I was up late last night having more fun than I’ve had in a while. We can debate our respective definitions of “fun”, but for me it’s setting myself against a programming challenge, enjoying the struggle as much as the eventual achievement.
I’m no R expert, but last night’s work is a sign that I’m heading in the right direction. It’s not reflective so much on my skill set but rather on how much I enjoyed it. This is what I’m meant to be doing!
I’m working on a project involving word prediction. The goal is to develop an app that can predict the next word you may type based on the previous word. We’re given a rather large corpus of texts, containing hundreds of thousands of tweets, blogs and news articles. From that corpus, we need to train a model that finds the most likely words to appear after any chosen word.
The whole art of Natural Language Processing and the packages that have been developed to work in this area are too complex to get into here. Instead, I want to jump to the point after I’ve processed this corpus and have a collection of 2-word n-grams and their frequency in the corpus. For example:
In this simplified collection, a user typing in how would have are, is and about presented as options. Typing in sometimes would present the user with I, . and but. There’s more complexity to this, but it’s sufficient for the next stage.
So at this stage, I am in possession of the following:
- first_words – a vector of words that appeared first in the 2-word n-gram. (how, how, how, sometimes, sometimes, sometimes)

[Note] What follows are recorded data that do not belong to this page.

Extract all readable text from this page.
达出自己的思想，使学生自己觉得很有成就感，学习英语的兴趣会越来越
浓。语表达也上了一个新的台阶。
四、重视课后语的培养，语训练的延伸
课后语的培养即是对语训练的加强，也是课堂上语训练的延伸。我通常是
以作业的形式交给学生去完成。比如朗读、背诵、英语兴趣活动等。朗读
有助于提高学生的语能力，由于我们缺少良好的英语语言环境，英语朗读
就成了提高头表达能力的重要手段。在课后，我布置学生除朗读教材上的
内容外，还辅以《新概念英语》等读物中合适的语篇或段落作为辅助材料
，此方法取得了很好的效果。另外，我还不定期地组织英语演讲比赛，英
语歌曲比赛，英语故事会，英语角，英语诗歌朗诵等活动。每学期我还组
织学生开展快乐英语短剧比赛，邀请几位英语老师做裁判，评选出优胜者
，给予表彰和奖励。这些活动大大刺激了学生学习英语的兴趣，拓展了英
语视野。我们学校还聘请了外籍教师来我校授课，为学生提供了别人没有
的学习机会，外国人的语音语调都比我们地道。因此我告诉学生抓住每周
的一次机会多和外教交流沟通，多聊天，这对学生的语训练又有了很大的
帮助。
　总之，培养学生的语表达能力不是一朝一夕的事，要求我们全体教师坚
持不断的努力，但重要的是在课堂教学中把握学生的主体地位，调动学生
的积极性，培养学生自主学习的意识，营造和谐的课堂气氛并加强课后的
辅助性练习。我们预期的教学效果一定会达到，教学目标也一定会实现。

- second_words – a vector of words that appeared second in the 2-word n-gram. (are, is, about, I, but, .)
- ngram_counts – a vector of counts associated with the word pairs. (23, 18, 10, 26, 13, 16)
These vectors are aligned so that the same index would be associated with the same n-gram and its count.
Attempt #1 – A simple matrix
My initial idea was to create a matrix with named rows and columns with counts as values so that a quick lookup could be done. For example M[‘how’, ‘are’] would yield 23.